Free Streaming of a Wide Array of Documentaries and Feature Films Addressing Systemic Racism
In response to the national concern over racial justice PBS and several media distributors have made compelling documentaries and feature films available for free. Many of these films have been presented at the Speed Cinema like I Am Not Your Negro, The Force, Tell Them We Are Rising, Recorder: The Marion Stokes Project, and Black Panthers.
Warner Brothers was one of the first distributors to step forward by offering the film Just Mercy to stream for free on various platforms throughout the month of June. The film deals with the issue of systemic racism through the story of civil rights attorney Bryan Stevenson (Michael B. Jordan) as he litigates to overturn the wrongful murder conviction of Walter McMillian.
The Criterion Channel which has always had a stellar collection of films has dropped their paywall for films by African American directors and white directors addressing African American history including Julie Dash’s Daughters of the Dust (the restoration was screened at the Speed in December 2016), Maya Angelou’s Down in the Delta, Shirley Clarke’s Portrait of Jason, Agnès Varda’s Black Panthers (this was screened at the Speed’s In The Spirit of ’68 program), and Kathleen Collin’s Losing Ground (one of the first films ever presented at the Speed Cinema and one of the first narrative features to be directed by an African American woman). In addition, the Criterion Channel has announced a $25,000 initial contribution, followed by a $5,000 monthly commitment for organizations supporting Black Lives Matter. Criterion also showed their commitment to art house cinemas by launching the first contributions to a Go Fund Me campaign that raised over $830,000 in support for emergency grants to art house cinemas across the U.S.
PBS is addressing race and racism in America through a series of broadcasts and streaming content throughout the month of June. This includes the broadcast of the PBN Newshour Special Race Matters: America in Crisis that premieres on Friday, June 5 and America in Black and Blue 2020 that premieres on Monday, June 15. Both will be available to be streamed after the broadcasts. Matt Wolf’s recent documentary Recorder: The Marion Stokes Project (presented at Speed in January) about the African American activist whose passion for truth led her to record live broadcasts of news programs ultimately amassing over 70,000 VHS videotapes of documentation is set to be broadcast on Independent Lens on June 15 followed by streaming.

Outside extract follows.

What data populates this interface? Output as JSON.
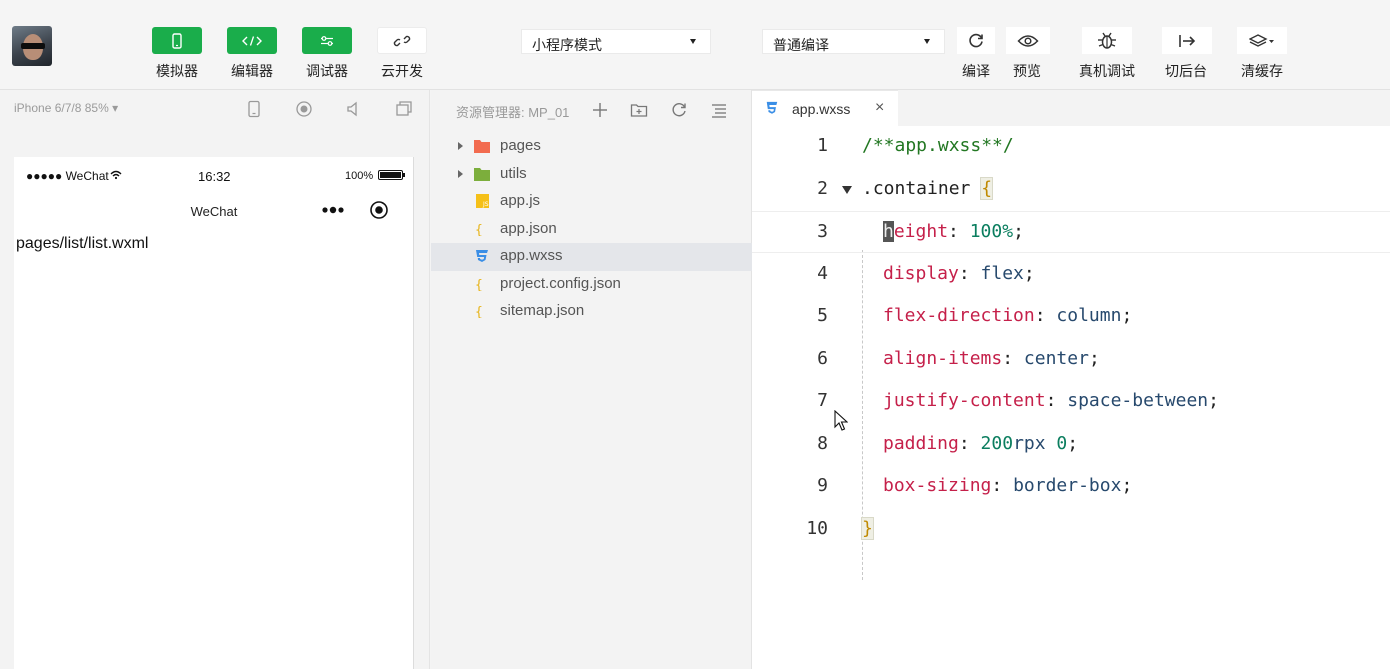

Free streaming selections complimenting these broadcasts include I Am Not Your Negro, the adaption of James Baldwin’s unfinished book about race in America that was nominated for an Oscar (presented by Speed in February 2017); The Black Panthers: Vanguard of the Revolution, Stanley Nelson’s documentary unpacking the often misunderstood history of the organization, Tell Them We Are Rising, Stanley Nelson and Marco Williams’ documentary on the history of Historically Black Colleges and Universities (presented at Speed in December 2018); the documentary Always in Season about America’s legacy of lynching, Charm City focusing on three years of racial violence in Baltimore, The First Rainbow Coalition about the community groups in 1960s Chicago who crossed race and ethnicity barriers to become allies, John Lewis-Get in the Way about the leaders of the Civil Rights movement and current powerful Congressional member, and Whose Streets, a compelling film about the activist organization of the protests in Ferguson, MO. Most streaming of these titles is restricted to Passport members of KET at the moment, but should be free later in the month.
PBS Kids will have an event hosted on YouTube on Tuesday, June 9 at 3:30 pm to offer resources to discuss race, racism, civil rights, and current events with young children.
Third World Newsreel is providing free access to Hugh King and Lamar Williams documentary Black and Blue about the activist movements addressing police brutality in Philadelphia, PA.
IFC Films Unlimited and Amazon Prime have dropped the paywall for Goran Hugo Olsson’s The Black Power Mixtape: 1967-1975 that contextualizes the Black Power Movement with footage from Swedish filmmakers who came to America to document the struggle and is now put in context though voiceover from a new generation of activists as well as leaders from the time like Angela Davis and Talib Kweli.
There are also two films directed by Ava DuVernay that will be streaming for free throughout June 2020. This includes Selma (shot by Louisville-born cinematographer Bradford Young) chronicling Dr. Martin Luther King, Jr.’s campaign to secure equal voting rights via an epic march from Selma to Montgomery, Alabama, in 1965. DuVernay’s documentary, 13th, takes an in-depth analysis of mass incarceration in the U.S and its relationship with racial inequality.